O URUBUGANÇAVIC entrou no ônibus lotado até os cabelos do motorista. Nessa hora, não havia nenhum assento vago. Viagem de trajeto longo, careceu de ficar um bom tempo amargando em pé seu sofrimento, até que um cidadão que ocupava uma daquelas cadeiras destinada aos idosos sinalizou que saltaria na próxima parada.
Atrapalhando aos empurrões uns tantos “bocas abertas” em seu caminho, finalmente, por pura sorte, conseguiu se acomodar. Em face do cansaço do corpo provocado pelo trabalho árduo, onde das sete da manhã às cinco da tarde descarregava caminhões e carretas que chegavam ao supermercado, não levou muito tempo, caiu nos braços de Morfeu.

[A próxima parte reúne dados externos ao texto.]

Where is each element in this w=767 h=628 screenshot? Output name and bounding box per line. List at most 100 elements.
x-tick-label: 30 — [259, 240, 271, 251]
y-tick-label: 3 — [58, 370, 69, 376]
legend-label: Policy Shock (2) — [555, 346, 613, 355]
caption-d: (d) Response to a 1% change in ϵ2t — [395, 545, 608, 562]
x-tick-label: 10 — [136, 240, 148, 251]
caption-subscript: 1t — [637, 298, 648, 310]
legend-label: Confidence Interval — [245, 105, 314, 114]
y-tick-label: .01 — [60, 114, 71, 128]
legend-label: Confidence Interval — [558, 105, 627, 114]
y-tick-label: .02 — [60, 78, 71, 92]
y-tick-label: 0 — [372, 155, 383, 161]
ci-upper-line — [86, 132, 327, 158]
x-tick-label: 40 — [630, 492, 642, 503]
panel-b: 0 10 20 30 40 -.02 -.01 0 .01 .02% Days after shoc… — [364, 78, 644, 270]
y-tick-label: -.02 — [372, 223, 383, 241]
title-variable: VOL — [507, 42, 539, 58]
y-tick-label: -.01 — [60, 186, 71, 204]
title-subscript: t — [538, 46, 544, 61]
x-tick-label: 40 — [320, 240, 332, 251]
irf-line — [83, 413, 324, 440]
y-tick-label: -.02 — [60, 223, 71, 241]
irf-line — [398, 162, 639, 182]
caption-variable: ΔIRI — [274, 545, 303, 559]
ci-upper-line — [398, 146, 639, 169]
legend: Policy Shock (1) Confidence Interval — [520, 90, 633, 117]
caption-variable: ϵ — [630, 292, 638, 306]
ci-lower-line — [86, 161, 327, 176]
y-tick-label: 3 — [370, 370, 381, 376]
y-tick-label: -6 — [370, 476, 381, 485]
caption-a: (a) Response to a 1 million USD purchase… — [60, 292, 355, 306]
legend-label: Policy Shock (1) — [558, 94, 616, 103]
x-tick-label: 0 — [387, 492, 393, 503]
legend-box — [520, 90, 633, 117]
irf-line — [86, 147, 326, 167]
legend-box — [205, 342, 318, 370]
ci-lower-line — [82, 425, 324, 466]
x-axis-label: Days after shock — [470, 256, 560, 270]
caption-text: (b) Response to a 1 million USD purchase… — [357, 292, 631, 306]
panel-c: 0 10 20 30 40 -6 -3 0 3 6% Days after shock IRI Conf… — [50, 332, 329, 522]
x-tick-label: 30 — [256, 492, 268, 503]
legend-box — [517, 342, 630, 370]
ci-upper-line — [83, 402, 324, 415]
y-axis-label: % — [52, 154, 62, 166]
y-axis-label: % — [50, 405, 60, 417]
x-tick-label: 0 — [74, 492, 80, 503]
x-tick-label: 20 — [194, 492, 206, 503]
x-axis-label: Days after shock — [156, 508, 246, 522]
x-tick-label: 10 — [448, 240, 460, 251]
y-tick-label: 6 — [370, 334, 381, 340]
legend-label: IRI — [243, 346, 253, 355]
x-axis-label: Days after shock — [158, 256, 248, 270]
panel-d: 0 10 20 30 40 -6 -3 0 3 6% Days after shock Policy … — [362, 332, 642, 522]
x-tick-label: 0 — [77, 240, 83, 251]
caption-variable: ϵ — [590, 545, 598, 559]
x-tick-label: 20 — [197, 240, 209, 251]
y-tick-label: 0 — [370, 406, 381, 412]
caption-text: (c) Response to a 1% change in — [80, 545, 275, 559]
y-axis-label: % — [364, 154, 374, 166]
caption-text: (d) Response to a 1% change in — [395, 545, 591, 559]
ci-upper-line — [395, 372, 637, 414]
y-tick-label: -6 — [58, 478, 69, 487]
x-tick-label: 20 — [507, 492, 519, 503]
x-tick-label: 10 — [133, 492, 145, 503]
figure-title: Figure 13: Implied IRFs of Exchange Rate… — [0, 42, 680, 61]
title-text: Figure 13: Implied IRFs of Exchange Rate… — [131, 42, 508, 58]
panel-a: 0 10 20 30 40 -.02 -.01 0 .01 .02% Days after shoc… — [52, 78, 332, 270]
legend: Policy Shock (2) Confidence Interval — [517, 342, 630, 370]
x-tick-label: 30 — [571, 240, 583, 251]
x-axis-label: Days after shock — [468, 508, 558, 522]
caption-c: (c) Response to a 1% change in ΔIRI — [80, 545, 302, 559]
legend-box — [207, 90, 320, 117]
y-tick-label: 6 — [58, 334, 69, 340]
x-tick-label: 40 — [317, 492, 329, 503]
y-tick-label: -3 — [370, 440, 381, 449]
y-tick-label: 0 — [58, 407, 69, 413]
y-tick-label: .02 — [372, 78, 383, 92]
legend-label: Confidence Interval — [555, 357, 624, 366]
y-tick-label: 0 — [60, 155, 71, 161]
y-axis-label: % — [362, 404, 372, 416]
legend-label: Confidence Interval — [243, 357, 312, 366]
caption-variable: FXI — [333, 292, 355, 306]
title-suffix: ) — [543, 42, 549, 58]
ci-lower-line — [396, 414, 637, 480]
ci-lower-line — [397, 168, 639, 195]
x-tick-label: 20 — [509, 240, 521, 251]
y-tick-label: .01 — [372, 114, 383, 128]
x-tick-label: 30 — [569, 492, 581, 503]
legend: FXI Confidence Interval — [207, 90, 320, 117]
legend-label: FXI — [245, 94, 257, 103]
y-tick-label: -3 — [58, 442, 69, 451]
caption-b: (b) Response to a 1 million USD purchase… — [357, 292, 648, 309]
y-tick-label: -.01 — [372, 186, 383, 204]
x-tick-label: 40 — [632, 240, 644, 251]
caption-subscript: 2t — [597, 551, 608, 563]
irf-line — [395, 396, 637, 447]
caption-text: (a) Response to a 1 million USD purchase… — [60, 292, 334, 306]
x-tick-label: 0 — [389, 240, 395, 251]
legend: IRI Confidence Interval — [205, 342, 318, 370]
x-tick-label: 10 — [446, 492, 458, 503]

À medida que o coletivo marchava em direção ao seu bairro, um trajeto de (quase uma hora e vinte de viagem), com pessoas subindo e se acotovelando, outras tantas descendo, sem mencionar a sinalização ao longo das vias e o problema insolúvel do trânsito caótico, Urubugançavic acabou literalmente envolvido num sono pesado. Enquanto isso, o “quarenta janelinhas”* seguia a sua rota de destino, objetivando galgar o ponto final.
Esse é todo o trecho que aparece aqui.